Augmenting Large Language Models with Climate Indicator Computation for Next-Generation Climate Services

Large Language Models (LLMs) and agentic AI are increasingly explored as interfaces for geoscience information, risk communication, and decision support in natural hazards and disaster management. However, most LLM-based assistants remain limited in quantitative reasoning and often lack traceability, reproducibility, and robust uncertainty communication. Here we present XCLIM-AI, an agentic system that couples LLM-based interpretation with deterministic computation of climate indicators through the open-source xclim library. XCLIM-AI can compute >200 standardized climate indices from CMIP6 HighResMIP projection ensembles, enabling responses that combine narrative explanations with transparent, auditable quantitative outputs (e.g., heatwave metrics, drought duration, extreme precipitation indices) and explicit provenance of assumptions and processing steps.

A key aspect of this work is the integration of XCLIM-AI within ClimSight, a multi-agent platform for localized climate information.  In the integrated architecture, general-purpose agents handle retrieval and reasoning over scientific and contextual information, while XCLIM-AI performs on-demand, tool-based computation of indicators requested by the user query.

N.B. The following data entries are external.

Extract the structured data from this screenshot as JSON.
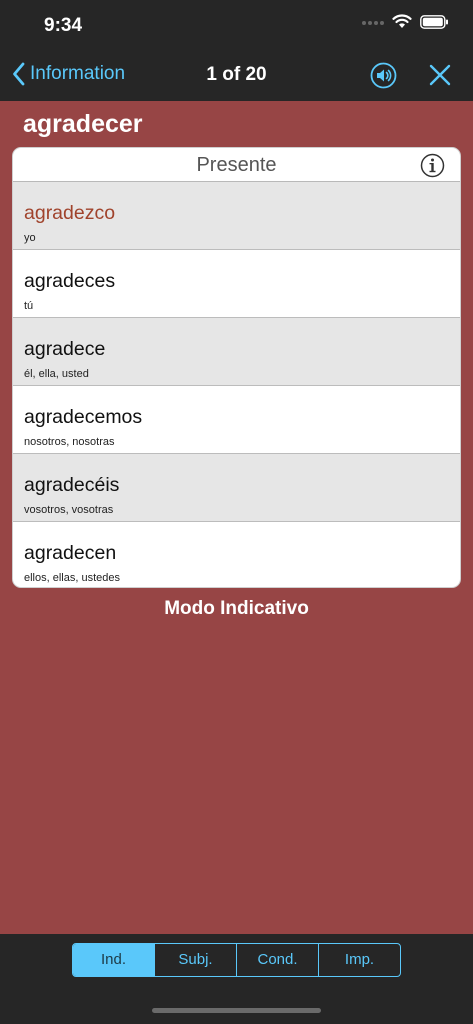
{
  "status_bar": {
    "time": "9:34"
  },
  "nav": {
    "back_label": "Information",
    "title": "1 of 20"
  },
  "verb": "agradecer",
  "tense": {
    "title": "Presente",
    "rows": [
      {
        "form": "agradezco",
        "pronoun": "yo"
      },
      {
        "form": "agradeces",
        "pronoun": "tú"
      },
      {
        "form": "agradece",
        "pronoun": "él, ella, usted"
      },
      {
        "form": "agradecemos",
        "pronoun": "nosotros, nosotras"
      },
      {
        "form": "agradecéis",
        "pronoun": "vosotros, vosotras"
      },
      {
        "form": "agradecen",
        "pronoun": "ellos, ellas, ustedes"
      }
    ]
  },
  "mood_label": "Modo Indicativo",
  "mood_tabs": [
    {
      "label": "Ind."
    },
    {
      "label": "Subj."
    },
    {
      "label": "Cond."
    },
    {
      "label": "Imp."
    }
  ],
  "icons": {
    "back": "chevron-left-icon",
    "speaker": "speaker-icon",
    "close": "close-icon",
    "info": "info-icon"
  },
  "colors": {
    "background": "#974545",
    "bar": "#262626",
    "accent": "#5ac8fa",
    "highlight_form": "#a0432c"
  }
}
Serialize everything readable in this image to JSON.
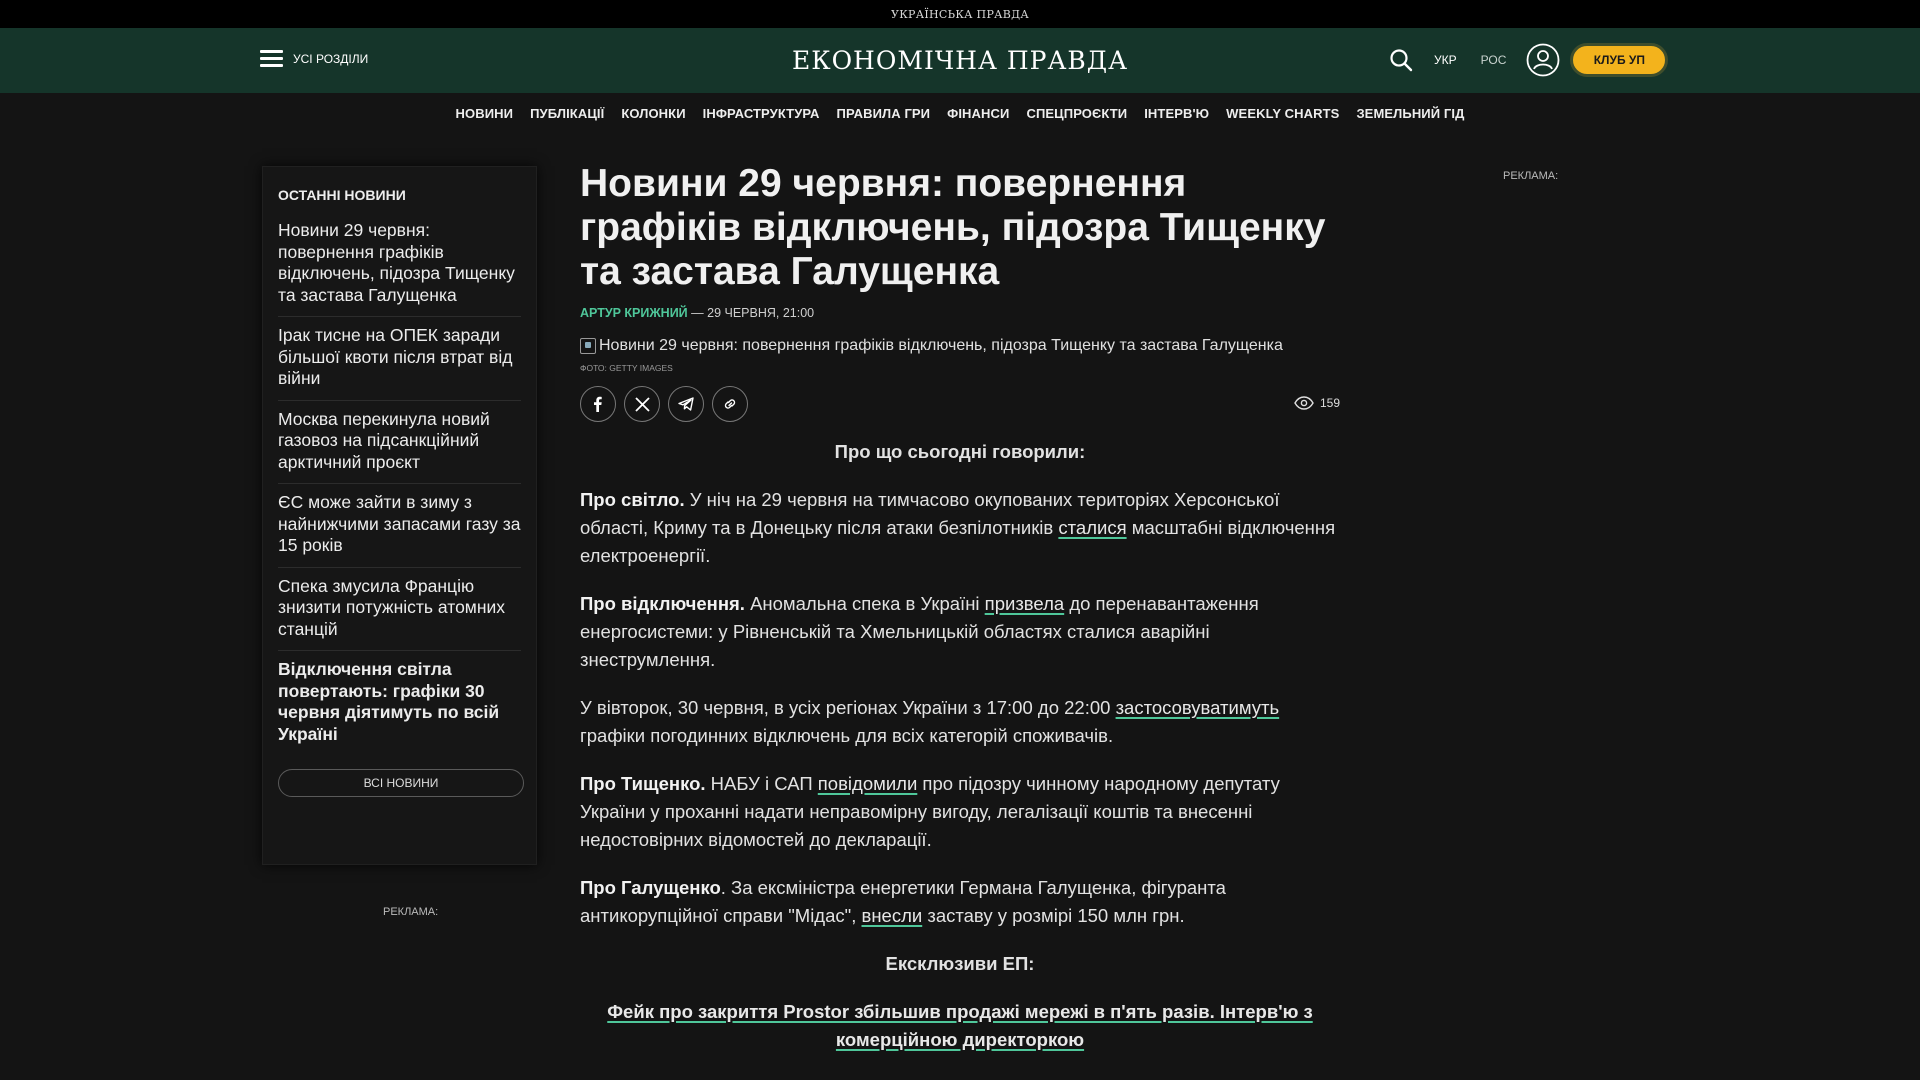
{
  "topstrip": {
    "label": "УКРАЇНСЬКА ПРАВДА"
  },
  "header": {
    "menu_label": "УСІ РОЗДІЛИ",
    "logo": "ЕКОНОМІЧНА ПРАВДА",
    "lang_ukr": "УКР",
    "lang_rus": "РОС",
    "club_label": "КЛУБ УП",
    "accent_color": "#15352a",
    "club_color": "#f3b31c"
  },
  "nav": [
    "НОВИНИ",
    "ПУБЛІКАЦІЇ",
    "КОЛОНКИ",
    "ІНФРАСТРУКТУРА",
    "ПРАВИЛА ГРИ",
    "ФІНАНСИ",
    "СПЕЦПРОЄКТИ",
    "ІНТЕРВ'Ю",
    "WEEKLY CHARTS",
    "ЗЕМЕЛЬНИЙ ГІД"
  ],
  "sidebar": {
    "title": "ОСТАННІ НОВИНИ",
    "items": [
      "Новини 29 червня: повернення графіків відключень, підозра Тищенку та застава Галущенка",
      "Ірак тисне на ОПЕК заради більшої квоти після втрат від війни",
      "Москва перекинула новий газовоз на підсанкційний арктичний проєкт",
      "ЄС може зайти в зиму з найнижчими запасами газу за 15 років",
      "Спека змусила Францію знизити потужність атомних станцій",
      "Відключення світла повертають: графіки 30 червня діятимуть по всій Україні"
    ],
    "all_news": "ВСІ НОВИНИ",
    "ad_label": "РЕКЛАМА:"
  },
  "right_ad_label": "РЕКЛАМА:",
  "article": {
    "title": "Новини 29 червня: повернення графіків відключень, підозра Тищенку та застава Галущенка",
    "author": "АРТУР КРИЖНИЙ",
    "date": " — 29 ЧЕРВНЯ, 21:00",
    "image_alt": "Новини 29 червня: повернення графіків відключень, підозра Тищенку та застава Галущенка",
    "photo_credit": "ФОТО: GETTY IMAGES",
    "views": "159",
    "intro": "Про що сьогодні говорили:",
    "p1_lead": "Про світло.",
    "p1_a": " У ніч на 29 червня на тимчасово окупованих територіях Херсонської області, Криму та в Донецьку після атаки безпілотників ",
    "p1_link": "сталися",
    "p1_b": " масштабні відключення електроенергії.",
    "p2_lead": "Про відключення.",
    "p2_a": " Аномальна спека в Україні ",
    "p2_link": "призвела",
    "p2_b": " до перенавантаження енергосистеми: у Рівненській та Хмельницькій областях сталися аварійні знеструмлення.",
    "p3_a": "У вівторок, 30 червня, в усіх регіонах України з 17:00 до 22:00 ",
    "p3_link": "застосовуватимуть",
    "p3_b": " графіки погодинних відключень для всіх категорій споживачів.",
    "p4_lead": "Про Тищенко.",
    "p4_a": " НАБУ і САП ",
    "p4_link": "повідомили",
    "p4_b": " про підозру чинному народному депутату України у проханні надати неправомірну вигоду, легалізації коштів та внесенні недостовірних відомостей до декларації.",
    "p5_lead": "Про Галущенко",
    "p5_a": ". За ексміністра енергетики Германа Галущенка, фігуранта антикорупційної справи \"Мідас\", ",
    "p5_link": "внесли",
    "p5_b": " заставу у розмірі 150 млн грн.",
    "exclusive": "Ексклюзиви ЕП:",
    "exclusive_link": "Фейк про закриття Prostor збільшив продажі мережі в п'ять разів. Інтерв'ю з комерційною директоркою",
    "link_color": "#4fc79a"
  }
}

We evaluate four system configurations: (1) a plain LLM baseline, (2) XCLIM-AI, (3) ClimSight, and (4) an integrated ClimSight–XCLIM architecture, using a hybrid assessment protocol that combines scalable LLM-as-a-judge scoring with blinded human expert evaluation. Performance is assessed across four criteria central to climate- and hazard-relevant services: relevance, credibility, uncertainty communication, and actionability. Results show systematic gains over the baseline, with the strongest improvements in actionability and uncertainty reporting when indicator computation is available and properly integrated. We also observe that simply increasing contextual information does not automatically increase perceived credibility, highlighting the importance of traceable quantitative evidence and evaluation protocols tailored to operational trust. We conclude by discussing implications for the reliable adoption of agentic AI in geosciences and hazard-facing workflows, and by outlining a generalizable evaluation framework for tool-augmented LLM systems.